Warum die Rückkehr zum G9 richtig ist
Das G8 steht in Bayern vor dem Aus. Das ist auch der mehrheitliche Wille von Lehrern, Eltern und Schülern. Und dennoch droht ein bildungspolitisches Chaos im Freistaat.
Die rot-grüne Regierung in Hannover hat es vorgemacht. Als erstes Bundesland schaffte Niedersachsen das Turbo-Abitur wieder ab und kehrte zum neunjährigen Gymnasium zurück. In Bayern wünscht sich diesen Schritt eine große Mehrheit der Lehrer, Eltern und Schüler. Doch die regierende CSU will sich noch immer nicht auf ein konkretes Modell festlegen und nach wie vor den Ausgang des laufenden Dialogprozesses abwarten. Dabei steht das Ergebnis doch längst fest: Das vor 13 Jahren noch unter Ministerpräsident Edmund Stoiber im Hopplahopp-Verfahren überstürzt eingeführte G8 will nur eine verschwindend geringe Minderheit.
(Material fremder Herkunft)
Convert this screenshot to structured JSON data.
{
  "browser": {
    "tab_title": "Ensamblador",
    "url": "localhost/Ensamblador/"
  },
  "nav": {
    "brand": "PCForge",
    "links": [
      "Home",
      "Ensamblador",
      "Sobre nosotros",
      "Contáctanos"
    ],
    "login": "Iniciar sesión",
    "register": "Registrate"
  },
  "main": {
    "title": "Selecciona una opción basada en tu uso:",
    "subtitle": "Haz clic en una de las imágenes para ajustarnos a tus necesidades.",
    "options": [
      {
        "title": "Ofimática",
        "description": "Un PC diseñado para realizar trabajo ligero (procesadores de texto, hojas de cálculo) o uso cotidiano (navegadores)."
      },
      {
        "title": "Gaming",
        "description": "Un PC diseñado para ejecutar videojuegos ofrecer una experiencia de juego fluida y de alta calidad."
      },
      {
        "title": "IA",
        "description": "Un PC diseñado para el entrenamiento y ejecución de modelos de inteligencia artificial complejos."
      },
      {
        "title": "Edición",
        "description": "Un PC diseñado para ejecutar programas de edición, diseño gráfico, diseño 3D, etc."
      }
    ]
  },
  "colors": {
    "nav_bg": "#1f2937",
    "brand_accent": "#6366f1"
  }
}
Noch gibt es in der CSU-Landtagsfraktion Widerstände. Wohl auch deshalb, um sich vor der Schmach zu bewahren, mit der Einführung des achtjährigen Gymnasiums einen schweren Fehler gemacht zu haben. Doch letztlich dürfte sich auch unter den CSU-Abgeordneten die Überzeugung durchsetzen, den Kampf nicht mehr gewinnen zu können. Die G-8-Bastion steht vor dem Fall.
Schüler sollen das Abitur in acht und in neun Jahren machen können
Als sich Ministerpräsident Horst Seehofer jüngst klar zur Wahlfreiheit zwischen acht- und neunjährigem Gymnasium bekannt hatte, sahen sich die Streiter für das G9 bereits auf der Zielgeraden. Doch so weit ist es noch nicht. Denn Seehofer hat auch gesagt, dass es den Schülern weiter freigestellt bleiben soll, ob sie das Abitur schon nach acht Jahren am Gymnasium ablegen wollen. Wie das zu organisieren ist, sei Sache des Kultusministers.
Und genau darin liegt ja das Problem. Die Verantwortung wird an die Schulen abgewälzt. Sie sollen selbst entscheiden, ob sie vom Schuljahr 2018/19 an bei der achtjährigen Dauer bleiben, auf ein neunjähriges Modell wechseln oder im Einzelfall auch beide Varianten parallel anbieten. Kurz gesagt: Es ist ein fauler Kompromiss.
Besonders gute Schüler sollen auch zukünftig schneller zum Abitur kommen
Selbstverständlich gibt es Schüler, die das Gymnasium in acht Jahren schaffen und mit einem ausgezeichneten Abiturzeugnis abschließen. Schon heute beenden 40 Prozent einer Jahrgangsstufe das Gymnasium mit einem Notenschnitt von 1,5 und darunter. Auch für sie sollte es in Zukunft Möglichkeiten geben – sozusagen auf der Überholspur –, zum Ziel zu kommen.
Seehofer hat ja auch gesagt, dass Bildung auf die einzelnen Personen und ihre unterschiedlichen Talente ausgerichtet sein sollte. Der Bayerische Philologenverband plädiert seit langem für flexible Modelle. Allerdings, und gerade das sollte der Politik zu denken geben, haben sich in einem Pilotversuch an 47 Gymnasien im Freistaat immerhin knapp 70 Prozent der Eltern und Schüler für eine „Mittelstufe plus“ – also die vierjährige Variante in der Mittelstufe – und damit gegen das Turbo-Abitur ausgesprochen.
G8 oder G9: Gymnasien sollten nicht selbst entscheiden müssen
Die Gymnasien selbst über G8 oder G9 entscheiden zu lassen, kann keine Lösung sein. Denn wer bitte trifft an den Schulen die Entscheidung, welches Modell letztlich favorisiert wird? Die Lehrer, die Eltern oder der Schulträger? Dann droht ein quälender Prozess, der schnurstracks ins bildungspolitische Chaos führt und die Flickschusterei nur noch befeuert.
Geradezu grotesk erscheint es, beide Varianten parallel laufen zu lassen. Dieses Modell ist nicht finanzierbar und führt zwangsläufig zur Frage, wer etwa den zusätzlichen Bedarf an Pädagogen bezahlt. Ist es der Staat, sind es am Ende die Kommunen?
Er wolle Ruhe an der Schulfront, hat Ministerpräsident Seehofer einmal gesagt. An dem Gymnasium könnte er sie bekommen, wenn sich die Staatsregierung endlich zu einem klaren Kurs durchringt. Am Ende dieses Weges kann nur die Rückkehr zum neunjährigen Gymnasium stehen und damit der Abschied vom Turbo-Abitur. Niedersachsen hat es vorgemacht.